Action-Quantized Offline Reinforcement Learning for Robotic Skill Learning

Jianlan Luo,Perry Dong,Jeffrey Wu,Aviral Kumar,Xinyang Geng,Sergey Levine
2023-10-18
Abstract:The offline reinforcement learning (RL) paradigm provides a general recipe to convert static behavior datasets into policies that can perform better than the policy that collected the data. While policy constraints, conservatism, and other methods for mitigating distributional shifts have made offline reinforcement learning more effective, the continuous action setting often necessitates various approximations for applying these techniques. Many of these challenges are greatly alleviated in discrete action settings, where offline RL constraints and regularizers can often be computed more precisely or even exactly. In this paper, we propose an adaptive scheme for action quantization. We use a VQ-VAE to learn state-conditioned action quantization, avoiding the exponential blowup that comes with naïve discretization of the action space. We show that several state-of-the-art offline RL methods such as IQL, CQL, and BRAC improve in performance on benchmarks when combined with our proposed discretization scheme. We further validate our approach on a set of challenging long-horizon complex robotic manipulation tasks in the Robomimic environment, where our discretized offline RL algorithms are able to improve upon their continuous counterparts by 2-3x. Our project page is at <a class="link-external link-https" href="https://saqrl.github.io/" rel="external noopener nofollow">this https URL</a>
Artificial Intelligence
What problem does this paper attempt to address?

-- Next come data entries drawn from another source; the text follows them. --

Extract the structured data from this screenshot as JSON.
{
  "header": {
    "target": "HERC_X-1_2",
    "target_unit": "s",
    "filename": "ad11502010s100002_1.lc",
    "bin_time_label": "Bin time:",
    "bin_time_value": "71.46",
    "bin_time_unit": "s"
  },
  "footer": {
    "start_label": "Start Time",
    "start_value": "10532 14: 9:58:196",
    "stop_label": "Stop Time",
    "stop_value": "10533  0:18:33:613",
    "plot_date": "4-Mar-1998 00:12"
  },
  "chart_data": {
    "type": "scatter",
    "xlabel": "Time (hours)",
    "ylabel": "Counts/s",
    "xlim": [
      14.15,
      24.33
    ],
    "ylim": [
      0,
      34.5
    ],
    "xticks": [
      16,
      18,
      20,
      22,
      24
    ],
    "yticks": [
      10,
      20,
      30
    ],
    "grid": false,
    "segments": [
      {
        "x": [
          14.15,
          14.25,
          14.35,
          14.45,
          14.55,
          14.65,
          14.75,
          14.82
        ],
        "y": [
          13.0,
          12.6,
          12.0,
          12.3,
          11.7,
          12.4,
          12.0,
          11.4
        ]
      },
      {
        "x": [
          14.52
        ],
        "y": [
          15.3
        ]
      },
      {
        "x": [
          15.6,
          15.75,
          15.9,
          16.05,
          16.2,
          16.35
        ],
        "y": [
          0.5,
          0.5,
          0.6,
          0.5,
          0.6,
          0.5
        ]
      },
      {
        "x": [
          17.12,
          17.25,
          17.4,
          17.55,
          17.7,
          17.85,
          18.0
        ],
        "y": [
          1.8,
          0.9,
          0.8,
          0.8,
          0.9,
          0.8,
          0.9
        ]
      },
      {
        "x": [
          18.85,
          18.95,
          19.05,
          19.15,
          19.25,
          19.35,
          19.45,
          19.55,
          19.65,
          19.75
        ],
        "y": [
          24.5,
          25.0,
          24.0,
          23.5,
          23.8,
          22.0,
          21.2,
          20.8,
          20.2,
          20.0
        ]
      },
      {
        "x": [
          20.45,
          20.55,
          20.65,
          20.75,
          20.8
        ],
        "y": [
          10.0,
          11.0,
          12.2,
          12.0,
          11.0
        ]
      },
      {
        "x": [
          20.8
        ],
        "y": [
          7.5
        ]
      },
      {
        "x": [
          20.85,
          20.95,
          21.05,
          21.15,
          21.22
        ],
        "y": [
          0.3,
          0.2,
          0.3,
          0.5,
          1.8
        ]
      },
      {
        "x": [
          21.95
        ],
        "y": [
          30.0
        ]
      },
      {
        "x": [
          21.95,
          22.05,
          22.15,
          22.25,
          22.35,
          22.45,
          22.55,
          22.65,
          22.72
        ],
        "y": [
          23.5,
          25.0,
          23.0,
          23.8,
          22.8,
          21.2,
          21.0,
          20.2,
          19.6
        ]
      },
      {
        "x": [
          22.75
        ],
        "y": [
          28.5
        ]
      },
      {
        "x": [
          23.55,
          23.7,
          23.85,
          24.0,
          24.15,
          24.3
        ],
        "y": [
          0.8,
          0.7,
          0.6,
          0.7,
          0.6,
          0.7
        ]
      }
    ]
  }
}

The problem that this paper attempts to solve is the challenges brought by continuous action spaces in offline reinforcement learning (RL), especially when the dataset is narrow (that is, the behaviors in the dataset are relatively deterministic, such as expert demonstration data), the approximation methods for continuous action spaces will lead to performance degradation or increased sensitivity to hyper - parameters. The authors propose an adaptive state - conditioned action quantization scheme (State - Conditioned Action Quantization, SAQ), which uses the vector - quantized variational auto - encoder (VQ - VAE) to learn action quantization under state conditions, in order to avoid the problem of exponential growth in the number of actions caused by naive discretization. This method can calculate policy constraints or conservative regularization terms in offline reinforcement learning more accurately, thereby improving the performance of offline reinforcement learning algorithms in robot skill - learning tasks. Specifically, the main contributions of the paper are as follows: 1. **Propose a practical method**: SAQ, for learning quantized action representations to improve the performance of continuous - action offline reinforcement learning methods in various robot - learning tasks. 2. **Provide a general method**: Learn state - conditioned action discretization and apply it to three offline reinforcement learning methods: Conservative Q - Learning (CQL), Implicit Q - Learning (IQL), and Behavior Regularized Actor - Critic (BRAC). 3. **Demonstrate significant performance improvement**: Especially when dealing with "narrow" datasets (such as expert data), the discretized version of each method usually shows better performance on common benchmark tasks than its continuous - action version. 4. **Verify the effectiveness of the method**: It is verified not only in standard offline reinforcement learning benchmark tests but also in complex robot manipulation tasks in the challenging Robomimic environment. The results show that compared with previous offline reinforcement learning methods, this method can significantly improve performance. Through these contributions, the paper aims to simplify the implementation difficulty of offline reinforcement learning and improve its effectiveness and stability in practical applications, especially in the field of robot learning.